Patients with an indeterminate result of the
QuantiFERON®-TB Gold test are not eligible unless additional testing demonstrates a
negative result (tuberculin skin test or repeated QuantiFERON®-TB Gold test). If a
tuberculin skin test is performed, an induration of > 6 mm is "positive" for a
patient with history of BCG vaccine, while an induration of > 10 mm is "positive"
for a patient without history of BCG vaccine. If necessary, a QuantiFERON®-TB Gold
test might be complemented by additional specific diagnostic tests as per standard
procedures.
- - Patients with severe infection(s) or signs/symptoms of infection within 2 weeks
prior to start of treatment including radiotherapy and IMP.
- - Active infection requiring systemic therapy.
- - Patients who have received a live, attenuated vaccine within 4 weeks prior to start
of treatment including radiotherapy and IMP.
- - Patients with a prior solid organ transplantation or hematopoietic stem cell
transplantation.
- - Active autoimmune disease including history of severe autoimmune disease that might
deteriorate when receiving an immuno-stimulatory agent.
Patients with diabetes type
I, vitiligo, psoriasis, or hypo- or hyperthyroid diseases not requiring
immunosuppressive treatment are eligible.

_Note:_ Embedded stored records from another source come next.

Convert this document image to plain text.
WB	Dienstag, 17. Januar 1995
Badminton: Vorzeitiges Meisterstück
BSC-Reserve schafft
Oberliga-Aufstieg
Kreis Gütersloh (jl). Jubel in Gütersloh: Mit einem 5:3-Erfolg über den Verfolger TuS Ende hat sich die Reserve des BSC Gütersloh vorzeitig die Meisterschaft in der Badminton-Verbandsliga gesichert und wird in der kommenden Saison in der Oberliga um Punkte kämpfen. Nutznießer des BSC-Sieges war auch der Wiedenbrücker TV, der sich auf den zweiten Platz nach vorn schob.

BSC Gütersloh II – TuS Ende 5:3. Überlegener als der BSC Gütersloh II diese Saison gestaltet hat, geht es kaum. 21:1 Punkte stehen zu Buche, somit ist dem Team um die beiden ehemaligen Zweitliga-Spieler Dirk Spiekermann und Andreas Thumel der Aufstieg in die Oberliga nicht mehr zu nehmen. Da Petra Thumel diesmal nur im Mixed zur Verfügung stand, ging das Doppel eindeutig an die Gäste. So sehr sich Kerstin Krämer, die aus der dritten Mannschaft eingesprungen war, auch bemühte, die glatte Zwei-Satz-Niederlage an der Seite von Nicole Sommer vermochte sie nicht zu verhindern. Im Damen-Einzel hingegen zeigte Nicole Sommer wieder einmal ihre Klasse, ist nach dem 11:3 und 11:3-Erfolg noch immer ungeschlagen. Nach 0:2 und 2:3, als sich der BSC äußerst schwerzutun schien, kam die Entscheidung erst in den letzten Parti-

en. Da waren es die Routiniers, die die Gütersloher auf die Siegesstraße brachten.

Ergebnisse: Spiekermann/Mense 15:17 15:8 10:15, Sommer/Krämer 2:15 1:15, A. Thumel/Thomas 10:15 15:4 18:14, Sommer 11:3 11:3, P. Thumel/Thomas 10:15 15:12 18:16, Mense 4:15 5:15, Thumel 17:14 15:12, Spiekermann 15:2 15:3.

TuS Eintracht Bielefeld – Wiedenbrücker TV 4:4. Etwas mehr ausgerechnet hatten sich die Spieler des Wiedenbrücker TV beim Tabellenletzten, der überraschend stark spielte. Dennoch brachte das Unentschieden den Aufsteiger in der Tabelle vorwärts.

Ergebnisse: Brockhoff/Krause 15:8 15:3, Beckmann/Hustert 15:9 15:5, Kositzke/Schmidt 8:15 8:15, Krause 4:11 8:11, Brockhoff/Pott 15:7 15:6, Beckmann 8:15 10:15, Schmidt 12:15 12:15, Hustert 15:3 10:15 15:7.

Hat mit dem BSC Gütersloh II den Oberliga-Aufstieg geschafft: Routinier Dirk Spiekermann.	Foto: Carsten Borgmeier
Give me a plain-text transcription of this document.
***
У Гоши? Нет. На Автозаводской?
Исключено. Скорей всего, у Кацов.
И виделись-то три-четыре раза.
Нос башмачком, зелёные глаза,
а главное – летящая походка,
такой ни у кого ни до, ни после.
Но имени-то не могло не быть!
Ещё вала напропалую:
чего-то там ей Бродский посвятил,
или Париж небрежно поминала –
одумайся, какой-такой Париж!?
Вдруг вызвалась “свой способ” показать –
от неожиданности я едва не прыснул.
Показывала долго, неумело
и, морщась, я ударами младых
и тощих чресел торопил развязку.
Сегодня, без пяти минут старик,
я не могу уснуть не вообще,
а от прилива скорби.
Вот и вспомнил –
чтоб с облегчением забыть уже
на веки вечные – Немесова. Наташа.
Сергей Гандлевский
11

- - Clinically significant (i.e. active) cardiovascular disease: Cerebral vascular
accident/stroke (< 6 months prior to enrolment), myocardial infarction (< 6 months
prior to enrolment), unstable angina, congestive heart failure (≥ New York Heart
Association Classification Class II), or serious cardiac arrhythmia requiring
medication.
- - History of other malignancies (except for adequately treated basal or squamous cell
carcinoma or carcinoma in situ) within the last 5 years unless the patient has been
diseasefree for 5 years.
- - Other severe acute or chronic medical conditions including colitis, inflammatory
bowel disease, pneumonitis, pulmonary fibrosis or psychiatric conditions including
recent (within the past year) or active suicidal ideation or behavior; or laboratory
abnormalities that may increase the risk associated with study participation or
study treatment administration or may interfere with the interpretation of study
results and, in the judgment of the investigator, would make the patient
inappropriate for entry into this study.
- - History of hypersensitivity to the investigational medicinal product or to any drug
with similar chemical structure or to any excipient present in the pharmaceutical
form of the investigational medicinal product, including known severe
hypersensitivity reactions to monoclonal antibodies (NCI CTCAE v5.0 Grade ≥ 3)
- Participation in other clinical trials or their observation period during the last
30 days before start of treatment including radiotherapy and IMP.
No patient will be allowed to enroll in this trial more than once.